The first Chinchillas were created by a French engineer M.J. Dybowski and were shown for the first time in April 1913 at Saint-Maur, France. The new breed took the rabbit world by storm as the ideal fur rabbit, which so greatly resembled the South American Chinchilla lanigera. A Mrs. Haidee Lacy-Hulbert of Mitcham Surrey, imported the first of the breed to England in the summer of 1917. A British exhibitor presented a shipment at the New York State Fair in 1919. After the show, he sold all the stock to Edward H. Stahl and Jack Harris. The original Chinchillas were rather small at 5 to 7 1/2 pounds, and American breeders set out to produce a larger animal that would be better suited for meat and pelts. Through selective breeding for larger size, fine bones, and a good dress-out percentage, a breed standard was issued for the Heavyweight Chinchilla. It was a larger form of the Standard Chinchilla – the same shape, color, and general make up. In 1924, both Chinchilla breeds were adopted into the standards book and shortly thereafter, the Heavyweight Chinchilla was renamed the American Chinchilla.

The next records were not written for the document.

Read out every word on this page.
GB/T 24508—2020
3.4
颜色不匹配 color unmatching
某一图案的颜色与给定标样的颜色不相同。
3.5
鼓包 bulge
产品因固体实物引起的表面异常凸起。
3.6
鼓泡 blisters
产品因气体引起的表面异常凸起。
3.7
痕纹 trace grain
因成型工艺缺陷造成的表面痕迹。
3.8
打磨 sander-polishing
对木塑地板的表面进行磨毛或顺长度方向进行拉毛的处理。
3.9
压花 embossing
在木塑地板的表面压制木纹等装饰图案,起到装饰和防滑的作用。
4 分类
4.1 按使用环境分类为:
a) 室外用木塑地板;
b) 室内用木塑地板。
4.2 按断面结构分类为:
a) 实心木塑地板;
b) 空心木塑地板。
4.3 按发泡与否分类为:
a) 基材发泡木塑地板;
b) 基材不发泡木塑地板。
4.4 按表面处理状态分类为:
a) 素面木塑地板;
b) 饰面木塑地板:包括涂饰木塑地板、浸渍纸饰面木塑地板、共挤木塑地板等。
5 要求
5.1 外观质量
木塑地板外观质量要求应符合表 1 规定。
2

There is no single person that can be credited with the development of the American Chinchilla, though the breed can be credited with making a large impact with rabbit keepers and other rabbit breeds. Between November 1928 and November 1929, no less than 17,328 Chinchillas were registered through the American Rabbit & Cavy Breeders Association (American Rabbit Breeders Association, Inc.) – a record that has yet to be broken. The Chinchilla rabbit has contributed to the development of more breeds and varieties of rabbit worldwide than any other breed of domestic rabbit. Sports from the Chinchilla have created the Silver Martens and American Sables in the United States, and the Siamese Sable and Sallander breeds abroad.
The American Chinchilla is the most rare of the Chinchilla breeds. Its small population is largely due to the demise of the rabbit fur industry of the late 1940’s. Despite the breed’s fine meat producing qualities, producers of today prefer an all white rabbit for the meat market. The American Chinchilla is a large, hardy and gentle animal, with mature bucks weighing in at 9 to 11 pounds and does at 10 to 12 pounds. They produce large litters, have good mothering instincts, and fryers reach market weight quickly.
At first glance the American Chinchilla is salt and peppered colored, but once the fur is blown into, four distinct bands of color will appear.